Bicara tentang Cinta, tentunya Zahra dan Fatimah pun tau tentang cinta. Karena mereka sudah cukup dewasa untuk mengerti tentang cinta. Jangan pernah menyangka bahwa wanita berjilbab lebar tidak merasakan yang namanya cinta. Justru cinta mereka adalah anugerah yang indah. Menyembunyikan rasa cinta yang suci itu tak semudah menghilangkan setetes air di atas kayu. Apalagi di zaman sekarang ini yang sudah melumrahkan hal-hal yang menjurus kepada zina. Seperti berpegangan tangan, berduaan, berpacaran, pandang-pandangan, saling sayang-sayangan, dan lain sebagainya. Zaman yang dibilang semakin maju ternyata malah semakin mundur karena moral para penerus nya pun mundur. Entah apa yang membuatnya jadi seperti ini. Tapi ini sudah masuk dalam janji Allah Swt. tentang tanda-tanda hari akhir.

“Fat kamu dipanggil bos tuh, mau tanya tentang pengeluaran bulan ini kayaknya”
“Oh iya, bos memang mau tanya itu kayaknya, soalnya kemarin lusa bos nyuruh aku untuk segera laporan, tapi aku malah lupa hehe”
“Kamu ini pake lupa segala, yaudah sana, nanti malah diomelin kalo telat” kata Zahra dengan senyuman khasnya.

“Assalamu’alaikum” sapa Fatimah seraya mengetuk pintu ruangan bos.
“Wa’alaikumussalaam, masuk fat”
“Iya pak,”
“Udah bawa laporannya?”
“Udah pak, ini” sambil menyodorkan map yang berisikan lembaran-lembaran laporan.

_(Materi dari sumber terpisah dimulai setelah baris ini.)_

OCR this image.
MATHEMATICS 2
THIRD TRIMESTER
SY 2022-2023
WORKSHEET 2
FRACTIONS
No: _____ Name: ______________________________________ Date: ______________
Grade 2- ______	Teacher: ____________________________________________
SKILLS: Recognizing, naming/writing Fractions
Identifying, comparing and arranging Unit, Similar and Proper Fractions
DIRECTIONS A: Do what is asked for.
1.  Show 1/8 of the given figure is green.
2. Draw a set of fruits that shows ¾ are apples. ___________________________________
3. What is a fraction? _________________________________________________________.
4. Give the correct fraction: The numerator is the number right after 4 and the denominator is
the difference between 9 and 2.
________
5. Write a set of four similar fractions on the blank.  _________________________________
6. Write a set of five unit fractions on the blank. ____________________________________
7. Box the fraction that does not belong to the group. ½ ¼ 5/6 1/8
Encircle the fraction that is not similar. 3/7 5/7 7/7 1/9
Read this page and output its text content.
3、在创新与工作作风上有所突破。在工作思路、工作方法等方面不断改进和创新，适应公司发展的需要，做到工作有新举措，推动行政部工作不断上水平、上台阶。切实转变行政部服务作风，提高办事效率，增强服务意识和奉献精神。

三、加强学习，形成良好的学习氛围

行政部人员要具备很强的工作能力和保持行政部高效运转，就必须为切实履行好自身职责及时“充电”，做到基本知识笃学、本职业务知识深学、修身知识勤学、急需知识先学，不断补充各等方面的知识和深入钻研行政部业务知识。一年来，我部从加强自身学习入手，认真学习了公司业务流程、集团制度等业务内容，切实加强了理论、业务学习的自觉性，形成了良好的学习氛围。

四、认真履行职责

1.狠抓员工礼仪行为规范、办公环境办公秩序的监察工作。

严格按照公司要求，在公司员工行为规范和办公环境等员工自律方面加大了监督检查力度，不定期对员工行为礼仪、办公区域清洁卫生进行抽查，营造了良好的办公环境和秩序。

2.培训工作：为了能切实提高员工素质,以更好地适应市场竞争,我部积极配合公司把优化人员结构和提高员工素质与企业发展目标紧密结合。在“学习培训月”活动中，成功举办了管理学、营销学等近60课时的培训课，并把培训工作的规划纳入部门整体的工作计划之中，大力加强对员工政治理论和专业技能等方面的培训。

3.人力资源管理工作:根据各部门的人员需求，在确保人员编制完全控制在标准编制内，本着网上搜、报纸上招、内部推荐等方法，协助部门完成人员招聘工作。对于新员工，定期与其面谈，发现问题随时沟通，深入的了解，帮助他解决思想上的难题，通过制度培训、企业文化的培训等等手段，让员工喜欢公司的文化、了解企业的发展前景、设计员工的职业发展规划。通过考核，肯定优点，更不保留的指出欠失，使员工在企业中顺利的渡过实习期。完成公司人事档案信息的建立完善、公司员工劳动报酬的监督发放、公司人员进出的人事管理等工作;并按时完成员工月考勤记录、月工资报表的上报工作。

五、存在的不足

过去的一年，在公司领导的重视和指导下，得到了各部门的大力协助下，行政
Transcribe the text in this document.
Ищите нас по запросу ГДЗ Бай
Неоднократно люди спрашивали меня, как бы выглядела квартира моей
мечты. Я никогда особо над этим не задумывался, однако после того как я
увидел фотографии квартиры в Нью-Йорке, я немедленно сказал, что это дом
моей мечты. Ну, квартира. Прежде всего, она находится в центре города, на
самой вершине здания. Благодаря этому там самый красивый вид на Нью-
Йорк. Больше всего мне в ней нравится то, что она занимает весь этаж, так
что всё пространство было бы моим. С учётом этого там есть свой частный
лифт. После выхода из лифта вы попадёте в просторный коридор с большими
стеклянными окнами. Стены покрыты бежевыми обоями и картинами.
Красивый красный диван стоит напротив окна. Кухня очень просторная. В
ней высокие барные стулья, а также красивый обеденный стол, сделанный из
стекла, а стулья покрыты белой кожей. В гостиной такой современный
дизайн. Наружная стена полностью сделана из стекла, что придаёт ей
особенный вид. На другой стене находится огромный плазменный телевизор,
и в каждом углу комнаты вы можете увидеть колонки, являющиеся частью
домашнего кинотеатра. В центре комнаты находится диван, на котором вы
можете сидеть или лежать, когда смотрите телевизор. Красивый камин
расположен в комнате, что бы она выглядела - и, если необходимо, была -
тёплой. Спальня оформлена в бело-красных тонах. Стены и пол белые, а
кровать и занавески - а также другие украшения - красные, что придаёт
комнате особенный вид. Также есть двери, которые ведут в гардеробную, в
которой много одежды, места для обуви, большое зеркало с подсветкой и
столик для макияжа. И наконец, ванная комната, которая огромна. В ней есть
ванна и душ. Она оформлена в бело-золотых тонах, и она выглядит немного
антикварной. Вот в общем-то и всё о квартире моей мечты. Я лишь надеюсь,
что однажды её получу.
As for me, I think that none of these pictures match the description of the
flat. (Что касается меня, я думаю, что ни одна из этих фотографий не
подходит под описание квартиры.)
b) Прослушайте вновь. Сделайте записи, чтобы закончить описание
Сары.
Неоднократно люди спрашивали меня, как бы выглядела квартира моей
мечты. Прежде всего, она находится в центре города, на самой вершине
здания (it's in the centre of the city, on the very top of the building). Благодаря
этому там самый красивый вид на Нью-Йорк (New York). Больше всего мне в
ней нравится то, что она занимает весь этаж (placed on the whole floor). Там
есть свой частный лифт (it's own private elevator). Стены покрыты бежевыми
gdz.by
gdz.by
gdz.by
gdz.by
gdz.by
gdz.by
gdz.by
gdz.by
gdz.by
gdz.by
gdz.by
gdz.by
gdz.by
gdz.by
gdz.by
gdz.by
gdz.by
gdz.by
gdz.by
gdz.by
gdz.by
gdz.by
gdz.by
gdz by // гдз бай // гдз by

“Bi, Nizar pulang dulu ya, nanti umi malah lama nunggunya” ucap seorang pemuda bersahaja yang baru saja keluar dari toilet.
“Ya udah, hati-hati ya di jalan”
“Iya bi, Assalamu’alaikum” sambil mencium tangan bos itu.
“Wa’alaikumussalaam”

Fatimah terheran-heran melihat kejadian yang singkat itu. Sebab dia tak tau siapa pria itu. Rasa penasaran menyelimuti hati Fatimah yang masih duduk di hadapan bosnya.

“Oke, kamu boleh ke luar sekarang, terimakasih”
“Iya pak, saya permisi”

Rasa penasaran yang masih saja ada di benak Fatimah membuatnya tidak konsentrasi. Ada apa dengan pria itu? Apakah Fatimah menyukainya? Oh sepertinya tidak.

“Oh iya kenapa aku gak tanya sama Zahra aja, dia kan pasti tau, ya udah deh ntar pas makan siang aku tanya dia aja”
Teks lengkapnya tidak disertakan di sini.